Before Sunday's largely ceremonial ride into Paris, Contador all but sealed his second Tour de France victory by keeping the yellow jersey on Saturday's punishing penultimate stage. Armstrong remained in third overall, 5 minutes, 24 seconds behind.

Asked about what will be his future beyond 2010, Armstrong said he would still be involved in cycling and in the fight against cancer.

"I mean, the two passions in my life, aside from my family, are cycling and cancer," the cancer survivor said. "And I've got to stay involved in both of those. My life needs those things. And, I think, those things need me."

Following his last Tour victory in 2005, Armstrong railed against the "cynics and the skeptics" who didn't believe his triumphs were doping-free.

"There was a ton of doubters, and a ton of critics, negative people in the press room, I was sick of that. They are still there. I don't think they are as many as they were, but they are still there."
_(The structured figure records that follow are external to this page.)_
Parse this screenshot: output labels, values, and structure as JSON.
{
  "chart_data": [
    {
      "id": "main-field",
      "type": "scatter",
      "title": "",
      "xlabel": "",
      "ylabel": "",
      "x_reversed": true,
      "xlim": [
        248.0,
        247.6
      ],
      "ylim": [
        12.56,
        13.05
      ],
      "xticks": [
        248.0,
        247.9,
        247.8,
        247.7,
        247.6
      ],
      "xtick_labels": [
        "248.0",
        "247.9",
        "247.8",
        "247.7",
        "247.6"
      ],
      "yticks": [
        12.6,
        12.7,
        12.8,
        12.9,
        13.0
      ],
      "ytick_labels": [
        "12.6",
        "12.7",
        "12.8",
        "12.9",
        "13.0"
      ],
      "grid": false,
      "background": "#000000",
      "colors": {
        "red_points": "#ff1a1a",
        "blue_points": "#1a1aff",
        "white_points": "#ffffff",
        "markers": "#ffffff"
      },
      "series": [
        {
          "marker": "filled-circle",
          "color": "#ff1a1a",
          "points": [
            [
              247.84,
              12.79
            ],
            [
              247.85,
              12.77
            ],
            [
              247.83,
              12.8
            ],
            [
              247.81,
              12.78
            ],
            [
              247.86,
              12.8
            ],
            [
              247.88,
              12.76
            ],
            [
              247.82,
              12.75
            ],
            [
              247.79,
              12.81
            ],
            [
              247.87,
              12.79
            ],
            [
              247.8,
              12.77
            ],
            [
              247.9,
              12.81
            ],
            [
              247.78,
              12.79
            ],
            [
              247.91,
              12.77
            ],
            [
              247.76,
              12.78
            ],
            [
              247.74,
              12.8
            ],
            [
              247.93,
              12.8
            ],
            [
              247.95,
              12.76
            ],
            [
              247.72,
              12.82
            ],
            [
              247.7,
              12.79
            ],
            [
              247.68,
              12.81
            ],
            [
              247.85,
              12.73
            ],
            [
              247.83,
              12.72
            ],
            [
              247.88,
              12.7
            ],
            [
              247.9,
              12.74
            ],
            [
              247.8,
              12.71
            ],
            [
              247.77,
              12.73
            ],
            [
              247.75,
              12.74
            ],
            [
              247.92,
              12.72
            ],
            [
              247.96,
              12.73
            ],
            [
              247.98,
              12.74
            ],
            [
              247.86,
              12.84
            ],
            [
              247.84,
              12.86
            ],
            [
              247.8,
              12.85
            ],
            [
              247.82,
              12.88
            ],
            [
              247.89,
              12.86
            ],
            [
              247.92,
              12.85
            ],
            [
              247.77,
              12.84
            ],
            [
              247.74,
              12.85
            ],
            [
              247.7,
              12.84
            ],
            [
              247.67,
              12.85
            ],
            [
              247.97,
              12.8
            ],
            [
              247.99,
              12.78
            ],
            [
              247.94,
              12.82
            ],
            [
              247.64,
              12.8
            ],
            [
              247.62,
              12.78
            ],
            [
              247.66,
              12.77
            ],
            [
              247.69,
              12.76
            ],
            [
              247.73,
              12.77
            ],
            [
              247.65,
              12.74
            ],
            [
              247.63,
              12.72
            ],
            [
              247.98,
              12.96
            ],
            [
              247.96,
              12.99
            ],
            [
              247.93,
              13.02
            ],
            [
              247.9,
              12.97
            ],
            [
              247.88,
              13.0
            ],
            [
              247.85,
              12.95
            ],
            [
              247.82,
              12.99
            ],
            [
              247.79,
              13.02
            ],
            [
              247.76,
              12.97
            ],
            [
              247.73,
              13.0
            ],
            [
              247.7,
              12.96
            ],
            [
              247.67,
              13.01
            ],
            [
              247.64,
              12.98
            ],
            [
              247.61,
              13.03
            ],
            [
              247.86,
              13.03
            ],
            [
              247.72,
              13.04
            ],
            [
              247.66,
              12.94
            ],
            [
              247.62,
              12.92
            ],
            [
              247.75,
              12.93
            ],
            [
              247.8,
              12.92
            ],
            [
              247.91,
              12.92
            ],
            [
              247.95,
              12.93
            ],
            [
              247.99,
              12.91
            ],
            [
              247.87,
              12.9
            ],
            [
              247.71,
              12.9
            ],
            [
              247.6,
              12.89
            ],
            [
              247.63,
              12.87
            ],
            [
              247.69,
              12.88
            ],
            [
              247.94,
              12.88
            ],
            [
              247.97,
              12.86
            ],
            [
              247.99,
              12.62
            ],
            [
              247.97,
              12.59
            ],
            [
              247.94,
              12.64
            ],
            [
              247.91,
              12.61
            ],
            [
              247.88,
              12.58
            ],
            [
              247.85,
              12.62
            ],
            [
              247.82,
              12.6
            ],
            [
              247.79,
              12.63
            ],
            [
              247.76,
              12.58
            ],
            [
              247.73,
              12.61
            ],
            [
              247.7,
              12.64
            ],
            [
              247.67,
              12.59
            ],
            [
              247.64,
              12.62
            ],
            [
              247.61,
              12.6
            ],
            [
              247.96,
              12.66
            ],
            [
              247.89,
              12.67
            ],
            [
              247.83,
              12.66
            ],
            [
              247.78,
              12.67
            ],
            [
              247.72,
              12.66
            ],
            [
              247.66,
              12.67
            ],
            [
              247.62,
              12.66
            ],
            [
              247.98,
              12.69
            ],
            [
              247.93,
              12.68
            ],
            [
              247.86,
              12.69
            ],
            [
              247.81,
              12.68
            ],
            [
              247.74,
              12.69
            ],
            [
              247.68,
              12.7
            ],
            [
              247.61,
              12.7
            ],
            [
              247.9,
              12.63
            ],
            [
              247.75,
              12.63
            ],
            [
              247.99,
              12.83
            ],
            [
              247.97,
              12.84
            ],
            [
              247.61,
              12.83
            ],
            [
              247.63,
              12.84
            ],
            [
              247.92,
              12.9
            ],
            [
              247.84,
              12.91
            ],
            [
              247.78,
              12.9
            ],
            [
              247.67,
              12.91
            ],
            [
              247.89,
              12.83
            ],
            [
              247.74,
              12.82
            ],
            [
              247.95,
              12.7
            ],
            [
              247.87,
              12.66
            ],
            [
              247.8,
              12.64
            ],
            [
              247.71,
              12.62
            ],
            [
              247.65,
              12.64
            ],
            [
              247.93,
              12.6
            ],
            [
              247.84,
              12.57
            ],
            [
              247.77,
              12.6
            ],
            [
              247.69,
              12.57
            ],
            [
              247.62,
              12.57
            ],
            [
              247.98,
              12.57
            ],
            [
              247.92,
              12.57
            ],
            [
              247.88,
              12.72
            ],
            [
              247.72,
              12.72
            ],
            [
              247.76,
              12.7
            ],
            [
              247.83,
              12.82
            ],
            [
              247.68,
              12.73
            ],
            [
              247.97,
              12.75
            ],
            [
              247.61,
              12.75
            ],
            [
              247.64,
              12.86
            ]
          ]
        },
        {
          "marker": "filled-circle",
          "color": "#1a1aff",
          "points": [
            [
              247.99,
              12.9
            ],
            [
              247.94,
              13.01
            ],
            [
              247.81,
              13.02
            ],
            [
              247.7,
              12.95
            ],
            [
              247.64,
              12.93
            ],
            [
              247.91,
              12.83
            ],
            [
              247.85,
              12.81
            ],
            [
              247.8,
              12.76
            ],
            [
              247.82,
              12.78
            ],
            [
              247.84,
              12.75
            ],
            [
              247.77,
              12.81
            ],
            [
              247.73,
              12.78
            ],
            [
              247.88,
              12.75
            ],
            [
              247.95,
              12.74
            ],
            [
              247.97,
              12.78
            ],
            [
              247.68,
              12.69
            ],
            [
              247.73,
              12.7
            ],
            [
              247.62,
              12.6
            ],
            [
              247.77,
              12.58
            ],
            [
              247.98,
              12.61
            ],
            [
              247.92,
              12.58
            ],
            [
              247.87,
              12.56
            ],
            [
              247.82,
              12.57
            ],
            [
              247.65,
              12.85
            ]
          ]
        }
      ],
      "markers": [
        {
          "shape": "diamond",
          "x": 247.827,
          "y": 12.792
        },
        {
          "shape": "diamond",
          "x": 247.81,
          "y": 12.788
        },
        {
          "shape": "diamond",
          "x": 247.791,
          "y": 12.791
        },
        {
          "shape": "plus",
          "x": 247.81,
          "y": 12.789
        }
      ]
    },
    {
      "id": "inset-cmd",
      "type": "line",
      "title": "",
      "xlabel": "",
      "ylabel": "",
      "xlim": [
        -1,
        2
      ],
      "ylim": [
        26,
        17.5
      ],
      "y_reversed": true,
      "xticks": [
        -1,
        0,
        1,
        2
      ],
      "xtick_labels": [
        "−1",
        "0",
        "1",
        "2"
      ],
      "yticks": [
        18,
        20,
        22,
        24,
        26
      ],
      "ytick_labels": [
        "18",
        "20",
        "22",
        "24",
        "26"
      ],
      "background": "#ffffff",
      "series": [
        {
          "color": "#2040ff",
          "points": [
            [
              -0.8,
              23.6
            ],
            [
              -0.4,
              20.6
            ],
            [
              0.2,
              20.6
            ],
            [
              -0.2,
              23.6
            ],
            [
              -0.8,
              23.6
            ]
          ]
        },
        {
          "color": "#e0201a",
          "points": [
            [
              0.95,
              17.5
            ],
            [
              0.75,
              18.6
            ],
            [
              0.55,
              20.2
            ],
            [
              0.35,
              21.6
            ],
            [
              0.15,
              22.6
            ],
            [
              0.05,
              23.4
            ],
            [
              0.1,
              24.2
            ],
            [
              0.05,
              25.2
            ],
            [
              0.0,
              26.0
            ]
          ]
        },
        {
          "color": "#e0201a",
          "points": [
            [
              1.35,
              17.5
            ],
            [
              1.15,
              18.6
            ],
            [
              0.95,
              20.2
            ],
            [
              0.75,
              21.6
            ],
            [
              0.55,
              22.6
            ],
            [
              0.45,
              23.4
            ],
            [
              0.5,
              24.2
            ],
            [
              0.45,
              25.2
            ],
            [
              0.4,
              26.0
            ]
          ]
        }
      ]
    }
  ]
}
A month after his retirement, L'Equipe sports daily reported that Armstrong's B samples from the 1999 Tour contained EPO -- a banned blood-boosting hormone. Armstrong insisted back then that he was the victim of a "witch hunt," and a Dutch lawyer appointed by the UCI later cleared him.

Armstrong said his third place on this year's Tour could help silence his doubters.

"If you are on a fence and you are objective about it, and you look at a 38-year old athlete, tested fifty-plus times this year, more than anybody else ... the only thing you can say is you have a super secret mystery drug."

He then dismissed his doubters with a profanity.